Expediting antimicrobial drug development through new small molecule characterization pipelines

Date: 
Thursday, May 16, 2024 - 10:00 to 11:00
Speaker: 
Laura-Isobel McCall
Affiliation: 
San Diego State University
Event Category: 
Special Seminar
Location: 
Chemistry D215

Abstract:

The world is facing an antimicrobial crisis. Most antimicrobial drug development focuses on developing agents that kill pathogens. Unfortunately, new antimicrobials are rapidly hampered by the emergence of drug resistance.

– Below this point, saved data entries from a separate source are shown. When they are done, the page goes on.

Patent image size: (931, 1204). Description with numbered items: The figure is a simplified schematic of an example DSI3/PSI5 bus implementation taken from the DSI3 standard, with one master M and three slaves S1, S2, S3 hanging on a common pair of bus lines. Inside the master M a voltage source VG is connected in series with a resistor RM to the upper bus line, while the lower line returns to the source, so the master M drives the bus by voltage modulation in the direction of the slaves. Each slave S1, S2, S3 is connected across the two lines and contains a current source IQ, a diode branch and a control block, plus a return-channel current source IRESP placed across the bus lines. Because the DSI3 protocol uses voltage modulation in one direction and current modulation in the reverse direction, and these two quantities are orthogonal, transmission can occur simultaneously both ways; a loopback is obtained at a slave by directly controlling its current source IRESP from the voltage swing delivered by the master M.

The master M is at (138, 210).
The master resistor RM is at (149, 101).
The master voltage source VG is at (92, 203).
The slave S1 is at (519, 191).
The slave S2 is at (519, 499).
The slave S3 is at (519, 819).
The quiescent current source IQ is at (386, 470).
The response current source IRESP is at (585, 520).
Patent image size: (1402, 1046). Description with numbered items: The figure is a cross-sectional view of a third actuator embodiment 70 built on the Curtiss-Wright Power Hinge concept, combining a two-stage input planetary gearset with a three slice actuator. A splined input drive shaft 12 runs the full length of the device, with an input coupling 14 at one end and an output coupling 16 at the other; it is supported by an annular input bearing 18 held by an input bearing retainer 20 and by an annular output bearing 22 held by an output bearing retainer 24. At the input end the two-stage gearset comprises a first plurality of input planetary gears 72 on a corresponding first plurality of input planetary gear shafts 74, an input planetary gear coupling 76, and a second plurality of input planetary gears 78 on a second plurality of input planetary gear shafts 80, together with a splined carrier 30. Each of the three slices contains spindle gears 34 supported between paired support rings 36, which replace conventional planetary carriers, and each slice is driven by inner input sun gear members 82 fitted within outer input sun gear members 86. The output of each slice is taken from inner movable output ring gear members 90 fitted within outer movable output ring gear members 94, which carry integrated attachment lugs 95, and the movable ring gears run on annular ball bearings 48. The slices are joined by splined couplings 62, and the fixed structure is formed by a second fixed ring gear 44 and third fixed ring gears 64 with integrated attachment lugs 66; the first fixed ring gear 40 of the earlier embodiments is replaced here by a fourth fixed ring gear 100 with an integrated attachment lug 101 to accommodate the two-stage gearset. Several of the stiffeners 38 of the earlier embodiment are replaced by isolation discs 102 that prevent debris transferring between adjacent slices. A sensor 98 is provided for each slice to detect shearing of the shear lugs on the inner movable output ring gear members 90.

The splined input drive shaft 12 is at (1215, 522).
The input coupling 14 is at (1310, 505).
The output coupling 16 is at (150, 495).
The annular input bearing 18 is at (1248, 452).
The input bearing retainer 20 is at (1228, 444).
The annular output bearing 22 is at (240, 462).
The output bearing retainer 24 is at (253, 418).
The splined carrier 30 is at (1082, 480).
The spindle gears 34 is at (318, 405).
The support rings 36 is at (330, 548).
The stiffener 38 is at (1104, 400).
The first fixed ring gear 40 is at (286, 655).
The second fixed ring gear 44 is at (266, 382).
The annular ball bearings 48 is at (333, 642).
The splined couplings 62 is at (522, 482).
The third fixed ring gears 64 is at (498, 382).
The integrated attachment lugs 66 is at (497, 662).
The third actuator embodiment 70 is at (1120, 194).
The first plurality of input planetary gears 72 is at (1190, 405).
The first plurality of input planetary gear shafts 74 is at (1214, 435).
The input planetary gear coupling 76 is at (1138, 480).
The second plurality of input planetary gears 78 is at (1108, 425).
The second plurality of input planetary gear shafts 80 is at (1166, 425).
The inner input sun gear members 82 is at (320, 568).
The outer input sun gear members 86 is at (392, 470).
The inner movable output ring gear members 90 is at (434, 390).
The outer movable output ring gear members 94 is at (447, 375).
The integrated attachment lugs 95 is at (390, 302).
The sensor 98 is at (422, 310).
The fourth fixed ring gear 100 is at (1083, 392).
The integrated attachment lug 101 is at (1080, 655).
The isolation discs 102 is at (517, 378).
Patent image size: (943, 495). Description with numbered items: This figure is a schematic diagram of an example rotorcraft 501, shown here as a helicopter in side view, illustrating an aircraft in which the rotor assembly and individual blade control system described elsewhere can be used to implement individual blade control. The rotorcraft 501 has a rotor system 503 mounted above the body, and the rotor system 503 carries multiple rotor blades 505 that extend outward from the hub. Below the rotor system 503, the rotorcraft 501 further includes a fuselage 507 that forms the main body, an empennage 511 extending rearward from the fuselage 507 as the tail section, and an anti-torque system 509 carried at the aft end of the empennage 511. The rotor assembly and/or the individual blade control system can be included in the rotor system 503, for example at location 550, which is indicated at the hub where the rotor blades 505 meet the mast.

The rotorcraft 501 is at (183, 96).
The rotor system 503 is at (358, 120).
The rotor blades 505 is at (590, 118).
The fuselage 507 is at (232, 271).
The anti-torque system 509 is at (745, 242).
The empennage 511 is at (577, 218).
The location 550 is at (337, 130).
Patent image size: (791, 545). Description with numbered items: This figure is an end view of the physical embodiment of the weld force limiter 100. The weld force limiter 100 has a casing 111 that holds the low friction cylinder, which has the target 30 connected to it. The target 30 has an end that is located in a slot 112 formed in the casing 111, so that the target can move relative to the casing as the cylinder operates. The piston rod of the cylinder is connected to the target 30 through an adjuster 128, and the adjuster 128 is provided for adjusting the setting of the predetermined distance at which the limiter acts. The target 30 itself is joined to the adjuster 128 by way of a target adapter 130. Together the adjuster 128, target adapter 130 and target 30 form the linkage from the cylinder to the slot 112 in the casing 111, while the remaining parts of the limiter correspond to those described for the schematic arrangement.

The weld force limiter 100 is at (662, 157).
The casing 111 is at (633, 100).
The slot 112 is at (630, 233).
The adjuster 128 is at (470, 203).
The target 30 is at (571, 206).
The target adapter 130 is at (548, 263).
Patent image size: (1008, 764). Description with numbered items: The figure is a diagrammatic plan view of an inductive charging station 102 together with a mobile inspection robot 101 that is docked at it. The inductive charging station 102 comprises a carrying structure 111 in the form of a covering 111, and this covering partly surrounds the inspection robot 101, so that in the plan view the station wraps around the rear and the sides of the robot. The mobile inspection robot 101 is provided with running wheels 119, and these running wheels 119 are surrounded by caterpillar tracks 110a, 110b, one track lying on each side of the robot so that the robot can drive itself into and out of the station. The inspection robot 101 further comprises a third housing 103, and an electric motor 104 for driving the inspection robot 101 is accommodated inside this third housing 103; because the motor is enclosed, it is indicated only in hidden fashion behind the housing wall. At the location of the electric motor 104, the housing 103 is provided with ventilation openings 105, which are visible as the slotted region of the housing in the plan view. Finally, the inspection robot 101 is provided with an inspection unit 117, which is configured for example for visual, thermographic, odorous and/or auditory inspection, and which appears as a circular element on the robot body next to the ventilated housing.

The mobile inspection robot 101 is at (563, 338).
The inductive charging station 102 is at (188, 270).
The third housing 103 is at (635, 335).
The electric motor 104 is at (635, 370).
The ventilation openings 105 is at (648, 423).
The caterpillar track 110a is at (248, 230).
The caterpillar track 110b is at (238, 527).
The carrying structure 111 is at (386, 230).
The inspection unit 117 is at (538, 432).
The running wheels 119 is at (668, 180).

However, disease symptoms actually result from the combination of pathogen-derived effects and host mechanisms that kill pathogens but lead to collateral damage. These latter mechanisms represent a unique opportunity to develop resistance-proof treatments but are under-studied. Using an approach called “chemical cartography”, my laboratory combines liquid chromatography tandem mass spectrometry (LC-MS/MS), 3D modeling and data analytics with infection biology, to identify the spatial distribution of lipids and metabolites, and how they relate to infectious disease pathogenesis and microbiota dysbiosis. This knowledge is then used to guide rational drug development and improve our understanding of clinical treatment failure. In parallel, the costs of drug development are a barrier, especially for neglected and rare diseases. Using LC-MS/MS we have developed a method which rationally reduces the size of natural product extract high-throughput screening libraries by over 80% with minimal loss of bioactives across a variety of pathogen assays. Overall, our approach represents a new paradigm of using small molecule analysis to guide the development of novel treatment approaches for infectious diseases, with broad applicability.